Ranganathan Francis

Personal information
- Born: Ranganathan Mudhaliyar 15 March 1920 Rangoon, Burma, British India
- Died: 1 December 1975 (aged 55) Madras (now Chennai), Tamil Nadu, India

Sport
- Sport: Field hockey
- Position: Goalkeeper

Senior career
- Years: Team / Caps / Goals
- –: Madras / - / -

National team
- Years: Team / Caps / Goals
- –: India /  / -

Medal record
Men's field hockey
Olympic Games
Representing India
| Gold medal – first place | 1948 London | Team |
| Gold medal – first place | 1952 Helsinki | Team |
| Gold medal – first place | 1956 Melbourne | Team |

= Ranganathan Francis =

Indian field hockey player (1920–1975)

Ranganathan Francis (15 March 1920 - 1 December 1975), was an Indian field hockey player who played as a goalkeeper. He was member of the Indian team that won gold medals at three consecutive Olympic Games: 1948, 1952, and 1956.

== Biography ==
Francis was born on 15 March 1920 into a Hindu family as Manickam in Rangoon, British Burma. He moved to Tamil Nadu, India, just before the India's independence, and converted to Christianity, changing his name to Ranganathan Francis. Francis died on 1 December 1975 at the age of 55.

== Career ==
Francis pursued his career as a hockey player with Madras Police and made it to the India national team. He represented India at the Olympics in 1948, 1952 and 1956.

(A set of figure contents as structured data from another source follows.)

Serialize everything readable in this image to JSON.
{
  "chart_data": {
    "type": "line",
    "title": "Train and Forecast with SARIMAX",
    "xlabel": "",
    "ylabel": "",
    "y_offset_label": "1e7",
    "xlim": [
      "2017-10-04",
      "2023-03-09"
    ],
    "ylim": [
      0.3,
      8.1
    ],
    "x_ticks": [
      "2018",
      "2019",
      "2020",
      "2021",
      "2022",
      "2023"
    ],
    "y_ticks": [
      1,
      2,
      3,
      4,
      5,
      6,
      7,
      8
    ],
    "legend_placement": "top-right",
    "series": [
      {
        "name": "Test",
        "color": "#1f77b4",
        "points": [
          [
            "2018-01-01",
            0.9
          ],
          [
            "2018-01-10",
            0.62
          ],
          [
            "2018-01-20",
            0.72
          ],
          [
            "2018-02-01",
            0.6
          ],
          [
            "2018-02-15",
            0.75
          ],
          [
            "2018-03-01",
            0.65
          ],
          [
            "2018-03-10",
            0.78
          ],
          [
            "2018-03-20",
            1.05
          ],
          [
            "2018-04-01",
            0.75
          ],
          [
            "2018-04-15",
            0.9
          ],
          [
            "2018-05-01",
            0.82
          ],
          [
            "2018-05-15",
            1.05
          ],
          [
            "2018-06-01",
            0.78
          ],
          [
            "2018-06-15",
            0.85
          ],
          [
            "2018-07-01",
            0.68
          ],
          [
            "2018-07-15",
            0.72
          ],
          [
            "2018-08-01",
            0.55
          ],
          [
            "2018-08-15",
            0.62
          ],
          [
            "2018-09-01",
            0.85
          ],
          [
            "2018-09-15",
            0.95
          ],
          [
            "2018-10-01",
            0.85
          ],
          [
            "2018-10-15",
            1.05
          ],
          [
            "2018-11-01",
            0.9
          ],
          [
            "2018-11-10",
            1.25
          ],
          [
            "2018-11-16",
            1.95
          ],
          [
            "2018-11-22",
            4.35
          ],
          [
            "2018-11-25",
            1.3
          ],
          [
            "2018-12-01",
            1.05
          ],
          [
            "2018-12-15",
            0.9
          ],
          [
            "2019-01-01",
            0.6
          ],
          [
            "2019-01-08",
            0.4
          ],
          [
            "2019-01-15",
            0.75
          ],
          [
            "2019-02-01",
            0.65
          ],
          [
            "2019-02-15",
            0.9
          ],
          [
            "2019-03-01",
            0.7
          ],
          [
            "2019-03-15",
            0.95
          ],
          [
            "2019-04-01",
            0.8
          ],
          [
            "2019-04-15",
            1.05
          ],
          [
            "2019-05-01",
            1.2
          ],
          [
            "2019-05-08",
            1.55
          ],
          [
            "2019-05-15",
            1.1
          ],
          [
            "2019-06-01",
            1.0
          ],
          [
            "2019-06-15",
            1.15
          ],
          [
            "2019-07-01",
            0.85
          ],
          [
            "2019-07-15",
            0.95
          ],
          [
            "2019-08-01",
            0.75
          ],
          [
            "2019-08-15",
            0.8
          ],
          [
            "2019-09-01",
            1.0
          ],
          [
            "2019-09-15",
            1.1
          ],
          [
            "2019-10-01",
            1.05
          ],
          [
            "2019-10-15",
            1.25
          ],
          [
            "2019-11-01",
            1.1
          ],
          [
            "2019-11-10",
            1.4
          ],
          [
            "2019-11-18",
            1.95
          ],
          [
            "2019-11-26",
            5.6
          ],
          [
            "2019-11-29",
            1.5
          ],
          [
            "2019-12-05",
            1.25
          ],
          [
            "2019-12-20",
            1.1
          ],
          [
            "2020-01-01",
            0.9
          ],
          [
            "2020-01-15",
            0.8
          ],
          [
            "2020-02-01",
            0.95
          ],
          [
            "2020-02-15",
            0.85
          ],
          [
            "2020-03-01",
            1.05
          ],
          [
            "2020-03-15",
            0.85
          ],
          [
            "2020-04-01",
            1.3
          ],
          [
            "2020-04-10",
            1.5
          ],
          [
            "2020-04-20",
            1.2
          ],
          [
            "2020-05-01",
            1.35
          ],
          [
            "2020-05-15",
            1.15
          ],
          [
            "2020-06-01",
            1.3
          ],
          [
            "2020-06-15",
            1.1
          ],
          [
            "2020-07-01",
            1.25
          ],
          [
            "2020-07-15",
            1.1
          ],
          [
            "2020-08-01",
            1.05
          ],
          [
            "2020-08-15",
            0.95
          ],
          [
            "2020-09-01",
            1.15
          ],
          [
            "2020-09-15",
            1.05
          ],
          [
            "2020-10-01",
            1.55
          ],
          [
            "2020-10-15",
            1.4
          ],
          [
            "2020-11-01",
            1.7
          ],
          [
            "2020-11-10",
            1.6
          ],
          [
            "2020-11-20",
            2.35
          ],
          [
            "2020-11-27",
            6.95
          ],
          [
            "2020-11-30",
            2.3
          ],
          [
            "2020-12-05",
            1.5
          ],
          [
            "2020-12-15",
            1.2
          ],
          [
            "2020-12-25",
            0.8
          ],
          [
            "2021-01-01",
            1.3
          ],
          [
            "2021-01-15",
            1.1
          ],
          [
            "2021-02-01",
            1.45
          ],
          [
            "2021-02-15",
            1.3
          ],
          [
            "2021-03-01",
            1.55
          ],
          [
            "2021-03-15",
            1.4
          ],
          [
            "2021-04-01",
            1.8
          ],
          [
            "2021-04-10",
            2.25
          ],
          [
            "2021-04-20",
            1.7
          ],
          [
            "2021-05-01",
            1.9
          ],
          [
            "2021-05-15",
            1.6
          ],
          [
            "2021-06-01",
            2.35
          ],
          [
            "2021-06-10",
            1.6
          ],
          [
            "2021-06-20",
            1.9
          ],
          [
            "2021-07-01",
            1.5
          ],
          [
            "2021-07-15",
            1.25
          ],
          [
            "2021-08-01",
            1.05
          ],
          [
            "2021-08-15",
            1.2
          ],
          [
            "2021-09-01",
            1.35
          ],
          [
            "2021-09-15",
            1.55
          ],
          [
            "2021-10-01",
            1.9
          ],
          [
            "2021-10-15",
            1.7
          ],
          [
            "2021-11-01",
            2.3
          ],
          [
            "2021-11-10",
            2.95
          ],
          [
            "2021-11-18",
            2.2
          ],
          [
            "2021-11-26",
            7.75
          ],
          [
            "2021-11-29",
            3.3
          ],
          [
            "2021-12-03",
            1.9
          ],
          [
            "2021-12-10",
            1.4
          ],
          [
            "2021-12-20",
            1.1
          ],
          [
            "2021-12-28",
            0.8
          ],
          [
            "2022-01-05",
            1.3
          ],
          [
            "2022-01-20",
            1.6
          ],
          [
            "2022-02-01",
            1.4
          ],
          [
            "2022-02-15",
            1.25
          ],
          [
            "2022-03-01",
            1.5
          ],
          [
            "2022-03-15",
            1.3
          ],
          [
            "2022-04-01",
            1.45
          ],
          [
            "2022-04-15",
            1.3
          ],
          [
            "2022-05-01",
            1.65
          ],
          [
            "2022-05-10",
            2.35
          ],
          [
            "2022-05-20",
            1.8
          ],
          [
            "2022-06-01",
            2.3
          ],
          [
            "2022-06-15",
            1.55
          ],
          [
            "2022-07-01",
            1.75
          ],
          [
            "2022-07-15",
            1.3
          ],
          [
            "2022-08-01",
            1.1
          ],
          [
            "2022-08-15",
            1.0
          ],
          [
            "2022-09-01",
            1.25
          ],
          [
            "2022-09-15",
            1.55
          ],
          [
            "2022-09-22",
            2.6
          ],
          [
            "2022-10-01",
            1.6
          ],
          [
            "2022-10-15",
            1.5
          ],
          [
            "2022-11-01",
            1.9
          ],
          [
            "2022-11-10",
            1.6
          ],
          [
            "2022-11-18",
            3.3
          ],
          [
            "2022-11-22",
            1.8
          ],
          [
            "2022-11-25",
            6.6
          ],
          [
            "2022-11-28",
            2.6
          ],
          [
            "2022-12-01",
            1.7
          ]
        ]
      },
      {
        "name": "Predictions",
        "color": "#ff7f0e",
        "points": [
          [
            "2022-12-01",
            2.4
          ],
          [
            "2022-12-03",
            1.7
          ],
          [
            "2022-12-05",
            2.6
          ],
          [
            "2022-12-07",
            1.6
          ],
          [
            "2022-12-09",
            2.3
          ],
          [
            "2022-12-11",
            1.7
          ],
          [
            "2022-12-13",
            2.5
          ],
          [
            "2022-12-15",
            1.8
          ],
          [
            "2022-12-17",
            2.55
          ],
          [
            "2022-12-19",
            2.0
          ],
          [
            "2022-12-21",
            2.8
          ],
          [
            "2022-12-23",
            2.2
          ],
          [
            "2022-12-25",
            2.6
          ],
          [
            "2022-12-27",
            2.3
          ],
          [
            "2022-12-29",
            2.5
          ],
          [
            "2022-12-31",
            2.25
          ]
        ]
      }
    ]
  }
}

Francis first came to prominence after his tour of Africa in 1947 with the Indian team led by Dhyan Chand. Francis served as a substitute goalkeeper for Leo Pinto in his maiden Olympic appearance, in 1948, when India beat Great Britain 4–0 in the final to clinch gold. He was also part of the Indian team which secured gold medal in the final against the Netherlands where India registered a comfortable 6–1 win during the 1952 Summer Olympics. Francis served as a second goalkeeper besides Shankar Laxman at the 1956 Summer Olympics where India claimed gold defeating neighbours arch-rivals Pakistan 1–0 in the final. Francis was part of the Indian squad that toured Malaya and Singapore in 1954.

Francis also went on to equal the record of Richard Allen for being the only Indian goalkeepers among the seven players to have won three Olympic gold medals. He also became only the second Indian hockey goalkeeper after Allen to feature in three Olympic Games. Francis also served as a policeman in Madras Police division and retired from the police service in 1968.

== Legacy ==
He was referred to as Singam by many on the play field during his peak career. He was also nicknamed as 'Titan between the Posts' as he was regarded as a very good technician during his playing days who came way out of his gate when the Indian team attacked and acted as a defender.

Tamil Nadu also started conducting Inspector Francis Memorial Hockey Tournament among schools, a tournament named after the veteran Ranganathan Francis.

In April 2019, musical sports drama film Natpe Thunai was released which was partially based on the true life story of Ranganathan Francis. However, he was referred to as Aranganathan in the film.

In October 2020, it was revealed that Chennai Hockey Association passed a resolution to rename the Mayor Radhakrishnan Stadium which is situated in Egmore as Olympian Francis Hockey Stadium in honour of late Ranganathan Francis.